While fiscal spending is expected to increase in many countries to cope with current developments, balancing the risks of a cost-of-living crisis with higher debt is a major challenge for policymakers. In advanced economies, 54% of chief economists expect energy price subsidies, while 41% expect food price subsidies. In low-income economies, the vast majority think food price subsidies will be needed (86%), while 62% expect energy price subsidies. However, this need will have to be weighed against a higher risk of default (81% see this as an increased risk for developing economies).
With the World Bank expecting energy prices to rise more than 50% in 2022, before falling in 2023-24, policymakers must balance energy insecurity risks with transition towards greener energy. Most chief economists surveyed expect policymakers to try to tackle both challenges simultaneously. However, a clear majority of respondents expect the priority of energy security to be based on carbon-intensive sources rather than greener sources in all regions except Europe. and China.
Fragmentation and politicization of supply chains
As supply chains enter their third year of disruption, governments and businesses are rethinking their approach to exposure, self-sufficiency and security in their supply chains. The chief economists consider it likely or very likely that multinational companies will both localize and diversify their supply chains over the next three years, realigning them along geopolitical fault lines.
The November 2021 edition of Perspectives from the Chief Economists identified “de-globalization” as an emerging trend driven by the impact of the pandemic. The war in Ukraine and its geopolitical and economic fallout are accelerating these trends, with declining physical integration and growing friction in virtual space. A majority of chief economists surveyed for the month of May Outlook expect greater fragmentation in goods, technology and labor markets over the next three years, while most expect services to remain stable or become more globalized.
Four futures for economic globalization
A supplementary report from the World Economic Forum, released today, charts possible trajectories of globalization in the next five years. Four futures for economic globalization: scenarios and their implications describes how the nature of globalization can change as economic powers choose between fragmentation or integration into the physical and virtual dimensions of the global economy.
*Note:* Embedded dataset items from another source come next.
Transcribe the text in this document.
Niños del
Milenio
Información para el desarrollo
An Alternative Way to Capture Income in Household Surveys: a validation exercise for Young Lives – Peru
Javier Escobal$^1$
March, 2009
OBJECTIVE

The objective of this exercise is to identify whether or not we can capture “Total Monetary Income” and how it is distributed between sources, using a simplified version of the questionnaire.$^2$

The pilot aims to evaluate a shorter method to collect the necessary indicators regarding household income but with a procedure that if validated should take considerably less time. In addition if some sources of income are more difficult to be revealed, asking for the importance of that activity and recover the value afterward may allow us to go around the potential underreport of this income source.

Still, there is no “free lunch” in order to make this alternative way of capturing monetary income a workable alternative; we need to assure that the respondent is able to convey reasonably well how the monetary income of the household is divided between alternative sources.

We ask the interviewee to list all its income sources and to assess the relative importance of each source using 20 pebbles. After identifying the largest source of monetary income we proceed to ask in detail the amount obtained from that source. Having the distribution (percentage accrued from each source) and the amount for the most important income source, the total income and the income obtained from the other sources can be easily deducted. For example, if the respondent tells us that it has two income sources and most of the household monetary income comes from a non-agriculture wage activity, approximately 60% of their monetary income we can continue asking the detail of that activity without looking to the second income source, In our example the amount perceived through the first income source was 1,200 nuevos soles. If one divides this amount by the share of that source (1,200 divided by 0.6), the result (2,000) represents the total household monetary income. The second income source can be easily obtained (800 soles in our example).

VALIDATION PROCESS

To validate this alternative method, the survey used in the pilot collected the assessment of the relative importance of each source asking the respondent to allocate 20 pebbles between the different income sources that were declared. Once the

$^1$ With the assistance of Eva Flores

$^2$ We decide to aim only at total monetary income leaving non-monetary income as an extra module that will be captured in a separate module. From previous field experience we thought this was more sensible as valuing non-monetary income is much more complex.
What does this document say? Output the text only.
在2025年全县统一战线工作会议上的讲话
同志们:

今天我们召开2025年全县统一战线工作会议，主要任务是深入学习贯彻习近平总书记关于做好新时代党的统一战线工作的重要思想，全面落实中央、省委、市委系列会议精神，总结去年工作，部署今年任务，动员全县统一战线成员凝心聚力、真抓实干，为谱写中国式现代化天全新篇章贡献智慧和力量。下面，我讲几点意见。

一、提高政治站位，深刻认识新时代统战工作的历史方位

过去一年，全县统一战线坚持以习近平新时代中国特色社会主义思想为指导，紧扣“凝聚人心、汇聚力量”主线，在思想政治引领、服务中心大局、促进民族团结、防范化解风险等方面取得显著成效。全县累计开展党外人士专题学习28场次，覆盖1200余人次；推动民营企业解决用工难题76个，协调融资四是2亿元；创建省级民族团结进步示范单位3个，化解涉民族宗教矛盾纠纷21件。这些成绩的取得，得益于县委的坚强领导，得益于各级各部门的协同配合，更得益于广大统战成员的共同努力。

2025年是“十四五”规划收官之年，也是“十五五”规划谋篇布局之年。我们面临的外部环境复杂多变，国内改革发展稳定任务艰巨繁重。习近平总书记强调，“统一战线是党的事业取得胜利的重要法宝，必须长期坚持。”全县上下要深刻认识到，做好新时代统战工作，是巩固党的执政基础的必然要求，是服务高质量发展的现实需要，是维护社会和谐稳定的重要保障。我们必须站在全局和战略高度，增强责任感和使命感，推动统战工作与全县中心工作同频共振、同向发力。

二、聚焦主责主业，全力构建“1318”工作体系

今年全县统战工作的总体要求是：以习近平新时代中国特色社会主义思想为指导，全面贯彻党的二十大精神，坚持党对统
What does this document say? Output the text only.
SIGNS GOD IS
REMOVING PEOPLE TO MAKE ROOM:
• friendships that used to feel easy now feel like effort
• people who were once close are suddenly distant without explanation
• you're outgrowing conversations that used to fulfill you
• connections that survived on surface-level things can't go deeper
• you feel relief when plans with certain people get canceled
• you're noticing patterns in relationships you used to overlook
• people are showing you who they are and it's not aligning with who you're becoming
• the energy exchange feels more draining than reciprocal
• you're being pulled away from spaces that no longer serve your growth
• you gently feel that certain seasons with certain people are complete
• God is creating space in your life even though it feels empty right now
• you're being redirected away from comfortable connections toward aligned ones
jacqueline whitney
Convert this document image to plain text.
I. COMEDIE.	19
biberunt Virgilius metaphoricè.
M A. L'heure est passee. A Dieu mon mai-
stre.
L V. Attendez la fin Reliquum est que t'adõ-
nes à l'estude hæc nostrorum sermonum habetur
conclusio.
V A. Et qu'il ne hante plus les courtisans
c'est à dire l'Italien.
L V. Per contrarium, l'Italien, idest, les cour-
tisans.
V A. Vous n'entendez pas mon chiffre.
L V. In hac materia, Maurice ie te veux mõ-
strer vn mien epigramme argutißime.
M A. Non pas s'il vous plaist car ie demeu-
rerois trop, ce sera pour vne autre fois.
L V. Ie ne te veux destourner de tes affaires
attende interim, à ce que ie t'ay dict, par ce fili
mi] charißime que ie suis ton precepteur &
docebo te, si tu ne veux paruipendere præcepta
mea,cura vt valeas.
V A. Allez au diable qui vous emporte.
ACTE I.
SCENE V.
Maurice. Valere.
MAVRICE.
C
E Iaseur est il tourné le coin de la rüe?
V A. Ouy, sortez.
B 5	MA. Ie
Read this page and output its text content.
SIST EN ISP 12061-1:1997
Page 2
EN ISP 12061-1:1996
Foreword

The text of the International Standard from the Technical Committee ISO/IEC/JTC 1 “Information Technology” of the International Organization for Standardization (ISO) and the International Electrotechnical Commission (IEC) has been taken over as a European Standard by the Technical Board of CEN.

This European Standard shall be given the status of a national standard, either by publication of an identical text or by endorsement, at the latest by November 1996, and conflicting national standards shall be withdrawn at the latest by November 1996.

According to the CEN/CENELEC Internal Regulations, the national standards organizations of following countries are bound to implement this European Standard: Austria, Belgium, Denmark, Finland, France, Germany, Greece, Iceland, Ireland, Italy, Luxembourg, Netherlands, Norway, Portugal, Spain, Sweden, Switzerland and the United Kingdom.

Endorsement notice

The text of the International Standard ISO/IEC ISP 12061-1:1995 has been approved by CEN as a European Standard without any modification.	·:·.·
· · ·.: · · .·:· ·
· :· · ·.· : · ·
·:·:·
The four scenarios are:
Globalization 5.0: Reconnection describes physical and virtual integration – a new form of globalization that combines integration with stronger national safety nets and alignment with global tax and technology frameworks.
Analog networks: virtual nationalism describes physical integration and virtual fragmentation – a potential future in which trade, especially of strategic commodities, is secure, but a technological race, cybersecurity issues and uncoordinated regulation lead to virtual disintegration.
Digital Dominance: Agile Platforms describes physical fragmentation and virtual integration, as the physical movement of goods and people declines and large global platforms dominate global economic activity.
Autarkic world: systemic fragmentation depicts both physical and virtual fragmentation compared to today, as leaders turn inward and seek greater control over production, services, people and technology.
The report calls for “no regrets actions” from policy makers such as: global cooperation on the climate crisis; investing in human capital to prepare people for a range of economic futures; and build resilience through greater economic integration, knowledge sharing and diversification.